Sarah Skwire
The “most modern man” in Dickens, John Wemmick from Great Expectations, makes much of the importance of separating what Deirdre McCloskey calls the P-values of prudence from the S-values of sociability. “The office is one thing, and private life is another. When I go into the office, I leave the Castle [his home] behind me, and when I come into the Castle, I leave the office behind me. If it’s not in any way disagreeable to you, you’ll oblige me by doing the same.” As McCloskey’s work suggests, such a division is not only disagreeable, it is deleterious. P values and S values must be mingled in order for our business lives and our social lives to function well.
A fine example of the good results that arise from this kind of mingling is offered in Charles Duhigg’s new book The Power of Habit. The most frequently excerpted chapter of the book seems to be the chapter on Pepsodent that explains how those sneaky advertisers manipulate us to make us think that we have a nasty film on our teeth that requires frequent brushing with Pepsodent to make us socially acceptable. The most McCloskeyan chapter, is the chapter about Alcoa.
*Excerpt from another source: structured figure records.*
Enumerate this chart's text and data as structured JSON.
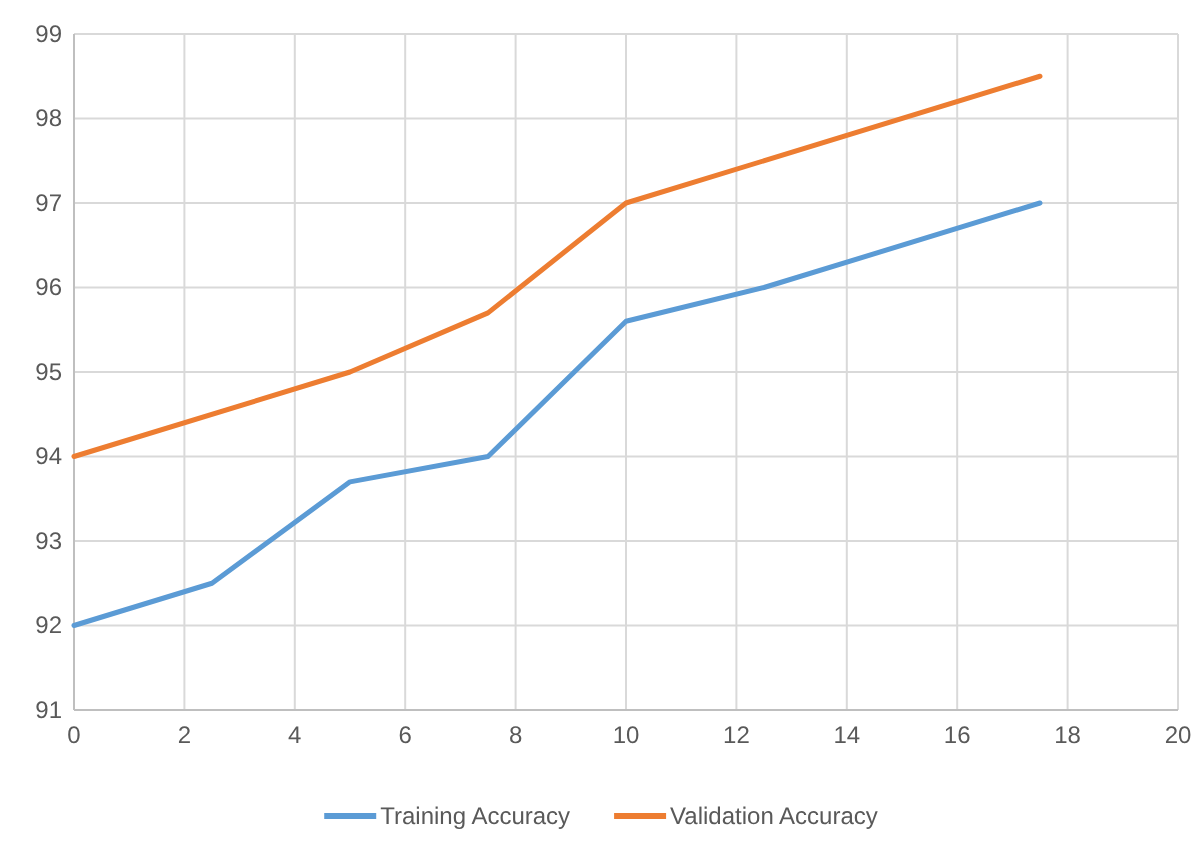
{
  "chart_data": {
    "type": "line",
    "xlim": [
      0,
      20
    ],
    "xticks": [
      0,
      2,
      4,
      6,
      8,
      10,
      12,
      14,
      16,
      18,
      20
    ],
    "ylim": [
      91,
      99
    ],
    "yticks": [
      91,
      92,
      93,
      94,
      95,
      96,
      97,
      98,
      99
    ],
    "grid": true,
    "legend": "bottom",
    "marker": "none",
    "line_style": "solid",
    "series": [
      {
        "name": "Training Accuracy",
        "color": "#5b9bd5",
        "x": [
          0,
          2.5,
          5,
          7.5,
          10,
          12.5,
          17.5
        ],
        "values": [
          92,
          92.5,
          93.7,
          94,
          95.6,
          96,
          97
        ]
      },
      {
        "name": "Validation Accuracy",
        "color": "#ed7d31",
        "x": [
          0,
          5,
          7.5,
          10,
          17.5
        ],
        "values": [
          94,
          95,
          95.7,
          97,
          98.5
        ]
      }
    ]
  }
}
Alcoa is an aluminum manufacturing company that has “manufactured everything from the foil that wraps Hershey’s Kisses and the metal in Coca-Cola cans, to the bolts that hold satellites together.” There’s a lot of molten metal involved in what they do, and a lot of heavy machinery, and for a long time, there was a lot of worker injury.
In 1987 Alcoa hired a new CEO named Paul O’Neill who set Alcoa a single goal–No worker injuries. Zero. None. According to Duhigg, everyone thought he was nuts. Alcoa was beleaguered by all kinds of problems with profits and processes, and O’Neill wanted them to ignore all that and focus on worker safety to the exclusion of all else? This was sacrificing all kind of apparent P value stuff on the altar of S values. It was madness. But O’Neill held firm.
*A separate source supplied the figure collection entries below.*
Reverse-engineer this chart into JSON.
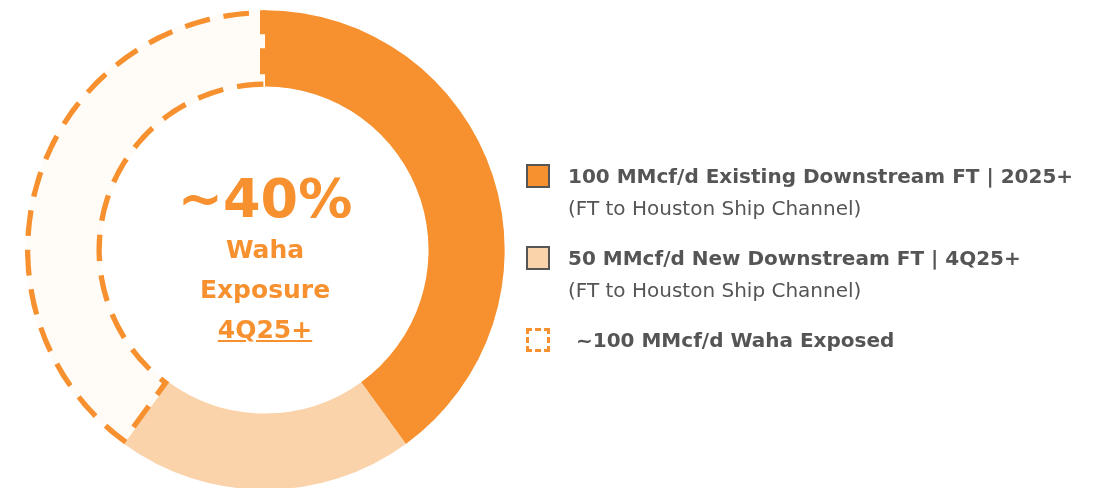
{
  "chart_data": {
    "type": "donut",
    "title": "~40%",
    "subtitle": "Waha\nExposure",
    "annotations": [
      "4Q25+"
    ],
    "categories": [
      "100 MMcf/d Existing Downstream FT | 2025+\n(FT to Houston Ship Channel)",
      "50 MMcf/d New Downstream FT | 4Q25+\n(FT to Houston Ship Channel)",
      "~100 MMcf/d Waha Exposed"
    ],
    "values": [
      100,
      50,
      100
    ],
    "colors": [
      "#f7902e",
      "#fbd3aa",
      "#f7902e"
    ],
    "line_style": "dashed",
    "legend": "right"
  }
}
Duhigg writes, “In 2010, 82% of Alcoa locations didn’t lose one employee day due to injury…On average, workers are more likely to get injured at a software company, animating cartoons for movie studios, or doing taxes as an accountant than handling molten aluminum at Alcoa.”
Heck, I got a wicked bad paper cut looking for the Dickens quote at the top of this post.
And a funny thing happened on the way to satisfying O’Neill’s S values. A lot of P values got satisfied as well. Aloca’s safety obsession required a way to share real time safety data between offices, so O’Neill had the offices linked up in a computer network. It seemed natural to employees to use that network to share other useful business information, so Alcoa was faster to respond to market demands and price information. Alcoa doubled their profit from aluminum siding because a worker suddenly felt important and “listened to” enough to make a suggestion about the way Alcoa set up the machines that painted the siding. Machines were redesigned to protect worker safety, and their new reliability meant more reliable aluminum and better products. Alcoa’s costs went down. Their stock price went up by 200%.
That’s what happens when you bring your virtues, or your S values, or your good home-training, or whatever you’d like to call it, to the market. That’s what happens when the market is free enough to respond to those virtues. Virtue is its own reward, but when you bring it into the market with you, everybody wins.